Mit der neu entfachten Diskussion um Studienkonten eröffnet Senator Zöllner den Kampf gegen Langzeitstudierende. Aber als Studienkonten verklausulierte Studiengebühren helfen nicht, dass Studierende früher ihren Abschluss machen.

Es ist unredlich, Langzeitstudierende in die Ecke zu stellen. Denn die wenigsten sind Bummelanten. Studienzeitüberschreitungen kommen aus einer Vielzahl von Gründen zusammen. Dazu gehören Erwerbstätigkeit neben dem Studium oder schlechte Organisation des Studiums - auch von Seiten der Hochschulen.

Mit der Modularisierung von Studiengängen, der Zwangsberatung und etlichen anderen Maßnahmen wurde der Druck auf Studierende bereits drastisch erhöht. Strafgebühren sind daher kein sinnvoller Anreiz zum zügigen Studienabschluss.
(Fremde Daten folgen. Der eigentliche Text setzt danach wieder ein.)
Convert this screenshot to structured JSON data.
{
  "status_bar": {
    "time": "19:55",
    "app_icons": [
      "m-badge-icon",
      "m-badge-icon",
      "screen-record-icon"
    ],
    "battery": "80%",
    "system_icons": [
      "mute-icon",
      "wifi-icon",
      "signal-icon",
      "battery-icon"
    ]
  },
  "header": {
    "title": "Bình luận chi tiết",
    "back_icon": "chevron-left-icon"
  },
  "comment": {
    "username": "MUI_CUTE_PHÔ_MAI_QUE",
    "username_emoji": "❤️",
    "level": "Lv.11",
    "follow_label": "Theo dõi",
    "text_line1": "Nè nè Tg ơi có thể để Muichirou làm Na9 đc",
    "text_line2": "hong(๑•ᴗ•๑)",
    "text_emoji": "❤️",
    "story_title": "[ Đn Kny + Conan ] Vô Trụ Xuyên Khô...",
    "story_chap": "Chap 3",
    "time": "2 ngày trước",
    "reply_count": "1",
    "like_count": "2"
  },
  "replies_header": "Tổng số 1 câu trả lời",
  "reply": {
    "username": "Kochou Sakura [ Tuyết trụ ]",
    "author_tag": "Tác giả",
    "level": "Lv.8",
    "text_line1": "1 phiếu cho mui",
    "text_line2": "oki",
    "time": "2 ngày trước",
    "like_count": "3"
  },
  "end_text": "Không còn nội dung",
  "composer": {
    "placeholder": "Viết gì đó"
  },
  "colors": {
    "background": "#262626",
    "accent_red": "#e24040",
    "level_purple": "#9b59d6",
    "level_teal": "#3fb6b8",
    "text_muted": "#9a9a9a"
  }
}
Und sie belasten vor allem jene, die gerade aus der Bafög-Förderung herausgefallen sind oder sich in der Endphase ihres Studiums befinden. Damit droht ihnen, dass sich das Studium verlängert statt verkürzt!

Und keine Studiengebühr, egal in welcher Form, kann die Hauptprobleme lösen: Soziale Ungerechtigkeit im Zugang zu höherer Bildung und die strukturelle Unterfinanzierung des gesamten Bildungsbereichs. Hier ist der Einsatz von Senator Zöllner, der sowohl für Bildung als auch Hochschulen zuständig ist, gefragt.